На границе мы встретили первых безликих. И первый бой мятежников. Эйнар присоединился. Действовал четко и методично, как умели анвары. Я бы тоже не прочь дать потанцевать своему атами, но Илана так вцепилась в руку, что оставила кровавые полосы на коже. Больно. Но терпимо.
Чем дальше мы продвигались, тем больше встречали патрулей. Тем больше стычек. Тем больше шума и подозрений. А это не хорошо.
Эйнар предложил разделиться. Увести след на восток и затеряться за границей, а мы втроем пойдем дальше. Вглубь. Мятежники согласились.
На третью ночь, когда Илана заснула, Эйнар решил заговорить:
— Ты уверена в ней?
— Ты не первый, кто задает мне этот вопрос. Но я и сама не знаю. Иногда кажется, что она совсем ребенок. Глупый и несмышленый. И так похожий на меня. Той, кем была когда-то.
— Может, внешне, — не согласился он, — Но она слабая. Словно желе. Совсем нет стержня.
— Не знаю, что тебе ответить на это. Она искренне верит, что является наследницей, а я не стану переубеждать. Ей пришлось многое пережить. Смерть родителей, предательство, это скитание по стране, плен у ведьм.
— И ты винишь себя?
— Я отпустила.
— Она не ребенок. И если хочет быть королевой, тогда должна научиться защищаться, и не только. А здесь и сейчас она ничто. Мятежникам нужен тот, кто поведет их за собой, а не эта бледная, никчемная моль.
— Значит, она станет такой.
— Твоя опека только вредит.
— И что ты предлагаешь? Бросить ее здесь?
— Ты слишком привязалась к ней. Слишком беспокоишься. Материнский инстинкт проснулся?
— Заткнись, — беззлобно отмахнулась я.
Он прав. Во всем.
— Когда мы доберемся до повстанцев, ты оставишь ее. От физической расправы они защитят, но она должна будет сама понять и себя, и свои возможности.
— Это как бросить слепого котенка в озеро и гадать, выплывет или нет. Жестоко.
— Нет. Рационально.
Он говорил, а я сама понимала справедливость его слов. Сама о том же думала и не раз. Решено. Я сделаю так, как хочет Эйнар. Займусь своими личными делами. Поговорю с Максом, чтобы убрал Азраэля подальше. Я чувствовала где-то внутри на уровне интуиции, что наш спор еще не закончен. Он готовит что-то. Подлянку. Надеюсь только, она не станет фатальной для нас всех.
— Эйнар, а ты побратим?
— Твой дружок сказал?
— Нет. Просто я вижу это сейчас. У тебя даже запах особый. И это слово: «преяр»…
— Да. Моя мама была побратимом. Отец, как ты знаешь, нет. А у таких пар со стопроцентной гарантией появляются именно такие дети.
— А у двух побратимов?
— Это редкость. Знаешь, я много читал об этом в свое время. Побратимы находят своих ли-ин, но исключительно среди других рас. Это своеобразная защита природы, разбавление крови свежим притоком. Это правильно. Мы с тобой дети природы. Можем слышать ее, лечить, помогать. И она тоже не оставляет своих детей в беде. Если соединяются два побратима, то их плод либо наделен огромной силой, либо пустой. Ничто.
— Ты так и не встретил своего халфа?
— Нет. Я ничего не чувствую. Но нас много таких. Не замечала?
— В Адеоне?
— Да. Наши народы были слишком сильно переплетены.

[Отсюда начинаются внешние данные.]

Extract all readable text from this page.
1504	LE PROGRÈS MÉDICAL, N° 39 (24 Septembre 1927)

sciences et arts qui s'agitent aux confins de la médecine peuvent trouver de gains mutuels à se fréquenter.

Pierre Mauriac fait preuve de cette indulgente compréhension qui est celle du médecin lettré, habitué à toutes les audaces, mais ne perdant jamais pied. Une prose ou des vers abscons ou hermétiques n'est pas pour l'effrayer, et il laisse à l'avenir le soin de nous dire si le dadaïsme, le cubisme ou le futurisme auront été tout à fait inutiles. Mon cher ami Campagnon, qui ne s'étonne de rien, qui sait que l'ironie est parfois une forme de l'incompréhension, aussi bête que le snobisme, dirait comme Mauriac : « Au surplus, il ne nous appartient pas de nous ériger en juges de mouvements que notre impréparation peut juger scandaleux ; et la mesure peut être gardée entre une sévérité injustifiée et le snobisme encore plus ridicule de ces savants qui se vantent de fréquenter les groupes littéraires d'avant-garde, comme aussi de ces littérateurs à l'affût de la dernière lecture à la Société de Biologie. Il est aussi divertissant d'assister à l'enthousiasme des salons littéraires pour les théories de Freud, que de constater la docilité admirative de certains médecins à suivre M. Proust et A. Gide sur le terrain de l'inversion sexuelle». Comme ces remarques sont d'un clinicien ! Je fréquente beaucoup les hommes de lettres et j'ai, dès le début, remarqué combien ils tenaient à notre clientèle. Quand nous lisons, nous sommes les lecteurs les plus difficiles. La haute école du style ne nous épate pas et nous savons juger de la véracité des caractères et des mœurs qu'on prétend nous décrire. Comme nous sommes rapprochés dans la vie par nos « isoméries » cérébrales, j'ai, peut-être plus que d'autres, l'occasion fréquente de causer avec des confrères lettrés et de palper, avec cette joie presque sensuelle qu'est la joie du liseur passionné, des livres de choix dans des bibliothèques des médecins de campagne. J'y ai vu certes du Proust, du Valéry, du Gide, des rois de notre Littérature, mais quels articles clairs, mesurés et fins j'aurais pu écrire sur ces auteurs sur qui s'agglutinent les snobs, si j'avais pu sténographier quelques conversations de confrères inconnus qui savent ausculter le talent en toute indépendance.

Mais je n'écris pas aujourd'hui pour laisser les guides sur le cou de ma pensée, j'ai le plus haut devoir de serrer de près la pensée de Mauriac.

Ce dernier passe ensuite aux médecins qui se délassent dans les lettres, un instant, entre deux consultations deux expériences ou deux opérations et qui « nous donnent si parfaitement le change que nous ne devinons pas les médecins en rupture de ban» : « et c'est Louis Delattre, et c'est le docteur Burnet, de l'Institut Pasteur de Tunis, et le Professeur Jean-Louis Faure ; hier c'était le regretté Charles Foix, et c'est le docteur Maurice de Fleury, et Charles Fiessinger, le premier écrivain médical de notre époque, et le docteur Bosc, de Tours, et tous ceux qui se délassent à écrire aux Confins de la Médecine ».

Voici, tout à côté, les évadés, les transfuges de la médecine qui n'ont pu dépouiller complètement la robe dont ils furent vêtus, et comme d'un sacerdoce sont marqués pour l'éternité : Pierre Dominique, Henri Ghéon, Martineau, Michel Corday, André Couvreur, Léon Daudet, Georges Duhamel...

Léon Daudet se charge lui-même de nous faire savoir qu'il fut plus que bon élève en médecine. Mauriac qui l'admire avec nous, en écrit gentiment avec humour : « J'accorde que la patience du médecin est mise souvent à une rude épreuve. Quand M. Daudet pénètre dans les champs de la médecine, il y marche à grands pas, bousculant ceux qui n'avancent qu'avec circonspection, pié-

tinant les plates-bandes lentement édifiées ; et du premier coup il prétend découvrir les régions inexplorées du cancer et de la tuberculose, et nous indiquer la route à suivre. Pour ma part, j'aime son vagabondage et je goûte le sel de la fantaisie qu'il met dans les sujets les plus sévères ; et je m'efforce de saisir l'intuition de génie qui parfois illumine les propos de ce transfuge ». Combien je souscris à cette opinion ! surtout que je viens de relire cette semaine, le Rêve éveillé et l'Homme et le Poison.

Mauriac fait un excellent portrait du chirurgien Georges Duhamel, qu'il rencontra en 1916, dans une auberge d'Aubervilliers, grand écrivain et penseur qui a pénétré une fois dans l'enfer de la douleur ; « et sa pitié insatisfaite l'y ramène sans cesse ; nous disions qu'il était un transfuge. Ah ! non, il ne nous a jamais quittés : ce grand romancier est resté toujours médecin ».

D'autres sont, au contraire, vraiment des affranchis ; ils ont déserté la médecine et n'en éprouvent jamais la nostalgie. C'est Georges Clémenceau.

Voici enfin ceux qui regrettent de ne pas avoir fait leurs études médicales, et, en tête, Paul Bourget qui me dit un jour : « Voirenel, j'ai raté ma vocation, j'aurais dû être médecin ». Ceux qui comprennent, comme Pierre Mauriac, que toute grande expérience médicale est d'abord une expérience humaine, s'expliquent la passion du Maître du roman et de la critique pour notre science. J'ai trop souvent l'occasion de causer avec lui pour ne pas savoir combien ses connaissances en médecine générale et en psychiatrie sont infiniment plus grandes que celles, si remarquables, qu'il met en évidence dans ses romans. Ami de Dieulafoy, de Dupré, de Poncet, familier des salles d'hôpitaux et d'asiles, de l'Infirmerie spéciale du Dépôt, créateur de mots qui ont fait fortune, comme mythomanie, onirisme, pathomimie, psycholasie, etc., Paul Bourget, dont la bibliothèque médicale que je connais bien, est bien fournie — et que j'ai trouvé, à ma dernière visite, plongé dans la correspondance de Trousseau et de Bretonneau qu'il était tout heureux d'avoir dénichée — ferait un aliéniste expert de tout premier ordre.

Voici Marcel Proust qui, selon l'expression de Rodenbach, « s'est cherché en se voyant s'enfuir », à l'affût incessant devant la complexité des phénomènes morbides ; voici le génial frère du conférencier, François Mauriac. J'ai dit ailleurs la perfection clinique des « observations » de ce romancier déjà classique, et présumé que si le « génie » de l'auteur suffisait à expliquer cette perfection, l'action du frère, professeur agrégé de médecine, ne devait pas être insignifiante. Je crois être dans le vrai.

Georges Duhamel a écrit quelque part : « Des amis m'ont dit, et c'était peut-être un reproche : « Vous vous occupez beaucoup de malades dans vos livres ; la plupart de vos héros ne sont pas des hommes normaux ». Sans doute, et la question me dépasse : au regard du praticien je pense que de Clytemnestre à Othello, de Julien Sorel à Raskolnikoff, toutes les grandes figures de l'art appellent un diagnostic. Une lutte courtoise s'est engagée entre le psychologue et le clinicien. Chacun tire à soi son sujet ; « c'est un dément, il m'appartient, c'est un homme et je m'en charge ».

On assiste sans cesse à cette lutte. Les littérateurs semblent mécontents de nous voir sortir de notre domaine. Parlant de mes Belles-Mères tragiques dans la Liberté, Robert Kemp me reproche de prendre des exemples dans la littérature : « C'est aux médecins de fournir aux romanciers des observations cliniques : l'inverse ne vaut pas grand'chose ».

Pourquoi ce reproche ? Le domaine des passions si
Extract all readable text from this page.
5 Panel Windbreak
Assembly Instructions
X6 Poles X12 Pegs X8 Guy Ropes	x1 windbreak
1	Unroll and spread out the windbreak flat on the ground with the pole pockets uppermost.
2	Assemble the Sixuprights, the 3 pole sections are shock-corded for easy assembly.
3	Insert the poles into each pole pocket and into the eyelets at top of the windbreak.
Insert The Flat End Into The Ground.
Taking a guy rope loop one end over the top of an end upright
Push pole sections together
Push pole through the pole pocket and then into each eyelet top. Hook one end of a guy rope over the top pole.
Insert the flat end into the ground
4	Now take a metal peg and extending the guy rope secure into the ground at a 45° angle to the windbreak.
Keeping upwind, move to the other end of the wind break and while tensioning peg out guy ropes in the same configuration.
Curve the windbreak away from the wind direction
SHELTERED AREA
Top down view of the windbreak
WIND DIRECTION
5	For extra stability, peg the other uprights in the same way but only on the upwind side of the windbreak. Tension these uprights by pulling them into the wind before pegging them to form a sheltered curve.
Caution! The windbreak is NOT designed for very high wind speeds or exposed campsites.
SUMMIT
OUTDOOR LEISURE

— Погоди. Но Гвинерва тоже была побратимом, а Рейвен нет. Как так?
— Она была пустой. Побратим, дочь двух побратимов. Без силы, без власти, пустышка. Вся ее сила отразилась в сыне.
— А ты бы хотел встретить его?
— Не знаю. Я привык быть таким. Это дает постоянство и спокойствие. Просто вижу, как бесится мой брат.